FY25 Annual Letter

Despite the uncertainty we’ve faced globally, I am cautiously optimistic about the future and see strong evidence supporting our August 2025 white paper, “Are We in That Part of the Cycle?” The United States is divided between two distinct economies: Wall Street and Main Street. I don’t see this dual-nature system going away anytime soon. The reality is that the United States is intensifying its strategic competition with China, Russia, and possibly the Middle East over technology, precious metals, and reserve-currency status. As a result, we’ve seen hard assets outperform, Mag-7 stocks delivered exceptional returns, consumer spending got crushed, and the government nationalized “bad assets.” The current environment reflects a classic deleveraging dynamic: private-sector balance-sheet repair occurring simultaneously with continued monetary accommodation. This tension—contractionary credit conditions offset by expansionary central bank policy—creates the ‘muddle through’ scenario we’ve described, though the sustainability of this equilibrium remains uncertain. 

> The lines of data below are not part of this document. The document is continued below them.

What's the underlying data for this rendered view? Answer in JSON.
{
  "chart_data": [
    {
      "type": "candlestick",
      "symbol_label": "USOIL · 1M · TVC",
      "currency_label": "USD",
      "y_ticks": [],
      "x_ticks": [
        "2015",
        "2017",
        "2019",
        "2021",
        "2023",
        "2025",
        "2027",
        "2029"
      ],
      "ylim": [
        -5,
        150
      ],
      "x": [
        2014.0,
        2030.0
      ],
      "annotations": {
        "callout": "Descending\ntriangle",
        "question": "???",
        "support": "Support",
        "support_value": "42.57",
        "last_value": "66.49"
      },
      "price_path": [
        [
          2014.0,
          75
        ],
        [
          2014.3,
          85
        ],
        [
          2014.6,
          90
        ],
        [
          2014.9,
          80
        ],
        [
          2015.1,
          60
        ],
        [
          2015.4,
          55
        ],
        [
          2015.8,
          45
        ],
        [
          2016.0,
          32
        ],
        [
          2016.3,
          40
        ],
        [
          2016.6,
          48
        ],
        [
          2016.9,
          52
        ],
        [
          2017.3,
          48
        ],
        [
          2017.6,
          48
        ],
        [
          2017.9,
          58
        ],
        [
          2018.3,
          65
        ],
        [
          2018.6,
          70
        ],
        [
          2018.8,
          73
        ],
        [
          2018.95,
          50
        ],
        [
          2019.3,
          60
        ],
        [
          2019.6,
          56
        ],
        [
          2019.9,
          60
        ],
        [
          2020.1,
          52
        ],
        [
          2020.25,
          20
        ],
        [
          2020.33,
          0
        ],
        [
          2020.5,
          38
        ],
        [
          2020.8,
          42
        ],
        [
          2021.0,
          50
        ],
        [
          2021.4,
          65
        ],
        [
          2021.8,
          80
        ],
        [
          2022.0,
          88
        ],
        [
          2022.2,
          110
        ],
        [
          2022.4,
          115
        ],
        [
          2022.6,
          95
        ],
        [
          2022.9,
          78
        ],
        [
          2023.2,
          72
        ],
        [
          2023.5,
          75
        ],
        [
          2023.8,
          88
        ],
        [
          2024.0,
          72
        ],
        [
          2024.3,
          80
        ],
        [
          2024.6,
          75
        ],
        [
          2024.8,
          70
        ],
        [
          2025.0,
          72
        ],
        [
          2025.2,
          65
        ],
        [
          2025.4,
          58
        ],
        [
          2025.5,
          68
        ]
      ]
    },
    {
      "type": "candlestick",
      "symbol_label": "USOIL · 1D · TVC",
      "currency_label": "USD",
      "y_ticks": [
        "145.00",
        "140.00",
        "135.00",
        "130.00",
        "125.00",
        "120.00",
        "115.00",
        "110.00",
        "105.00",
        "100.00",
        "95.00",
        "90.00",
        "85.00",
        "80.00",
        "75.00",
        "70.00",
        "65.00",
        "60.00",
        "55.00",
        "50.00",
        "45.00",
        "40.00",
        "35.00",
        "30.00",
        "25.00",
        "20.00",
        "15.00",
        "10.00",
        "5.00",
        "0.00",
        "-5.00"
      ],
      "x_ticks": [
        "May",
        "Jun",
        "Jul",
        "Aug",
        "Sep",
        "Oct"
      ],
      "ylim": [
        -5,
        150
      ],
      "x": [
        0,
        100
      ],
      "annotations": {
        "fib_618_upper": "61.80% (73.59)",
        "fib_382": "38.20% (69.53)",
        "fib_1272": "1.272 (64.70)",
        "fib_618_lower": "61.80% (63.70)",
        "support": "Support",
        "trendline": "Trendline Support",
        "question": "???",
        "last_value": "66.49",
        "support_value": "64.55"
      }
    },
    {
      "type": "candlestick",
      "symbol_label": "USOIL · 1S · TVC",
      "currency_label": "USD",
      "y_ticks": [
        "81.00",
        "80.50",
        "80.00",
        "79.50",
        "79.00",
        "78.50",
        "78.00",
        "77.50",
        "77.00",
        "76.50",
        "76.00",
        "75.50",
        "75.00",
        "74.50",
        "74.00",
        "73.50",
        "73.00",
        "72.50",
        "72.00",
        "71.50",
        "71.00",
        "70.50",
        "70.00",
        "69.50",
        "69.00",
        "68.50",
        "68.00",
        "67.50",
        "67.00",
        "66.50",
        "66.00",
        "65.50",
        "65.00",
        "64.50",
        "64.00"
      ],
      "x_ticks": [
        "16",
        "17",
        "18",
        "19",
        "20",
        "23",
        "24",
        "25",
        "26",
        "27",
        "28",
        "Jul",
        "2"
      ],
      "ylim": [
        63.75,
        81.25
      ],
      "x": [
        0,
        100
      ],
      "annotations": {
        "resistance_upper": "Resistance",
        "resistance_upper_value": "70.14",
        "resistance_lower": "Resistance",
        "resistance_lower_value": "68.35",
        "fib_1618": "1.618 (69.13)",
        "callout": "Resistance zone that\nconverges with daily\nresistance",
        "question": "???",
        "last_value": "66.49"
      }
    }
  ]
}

The hope is that AI will be a strong enough innovation for new asset classes and development to outperform the paper losses many institutions are carrying. That hope is gradually materializing; however, it remains unclear whether it will prove sufficient in time to support the losses Main Street is facing. Despite labor market and manufacturing data indicating below-average annualized performance, these are the moments in economic history when no one wants to buy. With the surprisingly low inflation report we saw in December, consistent rate cuts, and a stabilizing international trade policy, now is the time to deploy capital opportunistically. With lenders facing losses and common equity refusing to mark-to-market, there will be more opportunities to acquire great companies at fair prices over the next year. When we consider the Mag 7 alone, they trade at a Forward P/E of 30-35x. The rest of the S&P is sitting at 15-16x Forward P/E, creating an average S&P Forward P/E of 21- 22x. This valuation dispersion historically precedes mean-reversion. Notably, Mag 7 returns are expanding, and the market appears to price the multiple expansion correctly. This doesn’t consider private markets or cash equivalents sitting on the sidelines. Given this optimistic posture, we are not entirely out of the woods, and managing risk is far more critical than upside when it comes to managing a portfolio. An equal-weight portfolio of gold and commodities, volatility-hedged high-growth stocks, and long-duration treasuries will suit most investors in 2026. I’m not calling a top or bottom, I’m simply saying that buying opportunities are increasing. 

2025’s market activity substantially validated my inflationary deleveraging thesis. Gold’s +65% return (the strongest since 1979), consumer discretionary’s -12.5% decline, and the Fed’s 175bps of cuts while inflation remains elevated at 2.7% confirm the financial repression dynamics we identified. The “two economies” thesis—Wall Street vs. Main Street—is evident in the S&P 500’s +12.1% headline return, which masks essentially flat performance when excluding the Magnificent Seven. Manufacturing remains in contraction (ISM 48.2), housing prices are declining in real terms (-2.4% inflation-adjusted), and unemployment has risen to 4.6%—approaching the Sahm Rule recession threshold. The government’s willingness to “eat bad assets” was demonstrated by the nationalization of Intel (a 10% stake) and the 43-day federal shutdown, which paradoxically boosted gold demand. Net interest costs exceeding $1 trillion—now the second-largest federal expenditure—ensure that financial repression remains the primary mechanism of deleveraging. 

If the American Dream is “Gone” as many pundits claim, then it has been replaced by a planned economic system. That does not mean socio-economic mobility has been halted; that part of the American Dream still exists. In wartime economies, sectors aligned with government priorities—defense, critical infrastructure, domestic manufacturing—historically outperform.

The policy response to current conditions follows a predictable playbook: governments facing unsustainable debt burdens historically default to financial repression rather than explicit restructuring. Positioning for this outcome—real assets, duration, quality—remains our base case. The conditions that validated our thesis in 2025—financial repression, valuation dispersion, real asset outperformance—show no signs of reversing. We remain positioned for continued ‘muddle through’ with asymmetric downside protection: overweight real assets and duration, selective equity exposure with volatility hedges, and sufficient liquidity to capitalize on dislocations. The opportunity set is expanding; we intend to act accordingly. 

As always, we are grateful for your continued trust and partnership. 

Green Mountain Advisers wishes you and your family a happy and healthy New Year! 

Data sources: BEA (GDP, trade), Census Bureau (retail, durables, housing), BLS (CPI, employment), Federal Reserve (industrial production, monetary policy), ISM (PMI surveys), S&P Dow Jones (Case-Shiller, sector indices), World Gold Council, JPMorgan, Schwab. Data through December 19, 2025 where available.